Aproveito para desejar a todos uma Santa Páscoa. Que a nossa cruz seja um braço da Sua cruz que aponte sempre o Paraíso na Vida Eterna.

sexta-feira, março 22, 2013

A minha experiência de confessar

Veio uma e sentou. Outra e sentou-se. Uma de cada vez. Sentaram-se várias senhoras, ao meu lado, para se confessarem. Cada uma com as suas vidas. No meio de tanta outra gente que não se confessa, ainda há quem tire um pouco da sua vida para tirar-lhe peso, e para o entregar a Deus, através do sacramento da Confissão. Ainda há quem busque a esperança que vem do saber-nos olhados por Deus com misericórdia. Foi assim ontem e hoje, dois dias, duas experiências, que tocaram a minha vida no mais íntimo de si. Nesta certeza de que, nós padres, somos um vaso muito frágil, às vezes algo partido, onde Deus deposita a sua água viva para refrescar quem dele beber. Aconteceu ontem numa paróquia envelhecida pelo tempo. Daquelas que são feitas de pedras antigas trabalhadas com vasos nos varandins. E no meio do desfiar de pequenos nadas daquelas muitas mulheres e alguns homens que se abeiraram da confissão, senti-me pequenino. Ouvia cada palavra como se aquelas fragilidades, aqueles pecados, fossem apenas a virtude que eu queria ter na minha vida. Porque eram uma manifestação de fé simples e humilde. Porque, na simplicidade daquelas confissões, eu me achava indigno da tamanha bondade que o sacramento da confissão tem por si. Tinha dificuldade em perceber como Deus me podia usar a mim, pois que ao lado daquela gente eu era um aprendiz. E hoje, ao confessar umas dezenas de crianças da catequese, ainda mais pequeno me senti. Elas, com o seu tamanhito de palmo e meio, fizeram-me crer que possuíam mais três ou quatro palmos que eu. Sei que eu estava na cadeira que concedia a absolvição e elas na cadeira dos absolvidos. Mas fiquei com a sensação de que as cadeiras estavam trocadas ou poderiam estar. Por mais teologias que saibamos. Por mais liturgias e pastorais, normas canónicas e sacramentais. Por mais certezas de fé que a nossa vocação sacerdotal tenha, na hora em que o perdão de Deus age através de nós, somos apenas uma frágil criatura, pequenina, que é somente instrumento, e mais nada. Inquieto por não me saber merecedor, depois destas horas em que estive a confessar, agigantou-se em mim a certeza de que sou muito pequenino.

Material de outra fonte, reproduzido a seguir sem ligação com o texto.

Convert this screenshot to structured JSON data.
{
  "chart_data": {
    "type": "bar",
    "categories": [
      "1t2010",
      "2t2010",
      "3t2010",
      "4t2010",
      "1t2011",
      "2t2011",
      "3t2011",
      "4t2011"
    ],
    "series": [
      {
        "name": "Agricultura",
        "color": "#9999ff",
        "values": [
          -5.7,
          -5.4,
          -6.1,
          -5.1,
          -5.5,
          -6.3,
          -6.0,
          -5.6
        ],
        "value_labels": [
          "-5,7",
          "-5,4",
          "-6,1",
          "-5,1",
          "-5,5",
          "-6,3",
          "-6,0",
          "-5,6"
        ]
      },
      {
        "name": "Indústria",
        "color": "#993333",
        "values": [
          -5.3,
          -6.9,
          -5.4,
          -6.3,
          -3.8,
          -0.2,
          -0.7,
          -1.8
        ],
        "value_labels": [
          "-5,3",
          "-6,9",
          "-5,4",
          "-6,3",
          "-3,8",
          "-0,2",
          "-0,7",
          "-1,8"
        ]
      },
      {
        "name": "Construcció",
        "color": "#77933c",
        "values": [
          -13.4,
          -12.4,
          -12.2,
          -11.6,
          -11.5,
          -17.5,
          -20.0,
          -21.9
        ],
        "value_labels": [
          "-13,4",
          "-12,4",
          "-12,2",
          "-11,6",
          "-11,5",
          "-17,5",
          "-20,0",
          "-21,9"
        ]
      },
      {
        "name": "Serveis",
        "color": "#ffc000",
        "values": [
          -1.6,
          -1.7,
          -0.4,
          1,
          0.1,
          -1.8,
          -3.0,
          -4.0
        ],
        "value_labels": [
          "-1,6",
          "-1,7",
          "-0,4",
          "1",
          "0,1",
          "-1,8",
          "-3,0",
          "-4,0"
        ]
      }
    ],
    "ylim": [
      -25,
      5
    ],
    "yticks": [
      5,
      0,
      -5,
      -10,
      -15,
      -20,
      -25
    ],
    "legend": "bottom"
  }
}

terça-feira, março 19, 2013

Gostaste da eleição do Papa Francisco?

No dia em que se inaugura definitivamente o Pontificado do Papa Francisco, após as sondagens em que falámos sobre o Papa Bento XVI e sobre a possível proveniência daquele que o substituisse, tendo já na nossa cabeça e no nosso coração uma série de dados sobre o cardeal Jorge Mario Bergoglio e do Papa que assumiu o nome daquele que marcou de uma forma ímpar a Igreja de Cristo, Francisco de Assis, achei oportuna esta nova sondagem: Gostaste da eleição do Papa Francisco?
Podes justificar a tua opção nos comentários.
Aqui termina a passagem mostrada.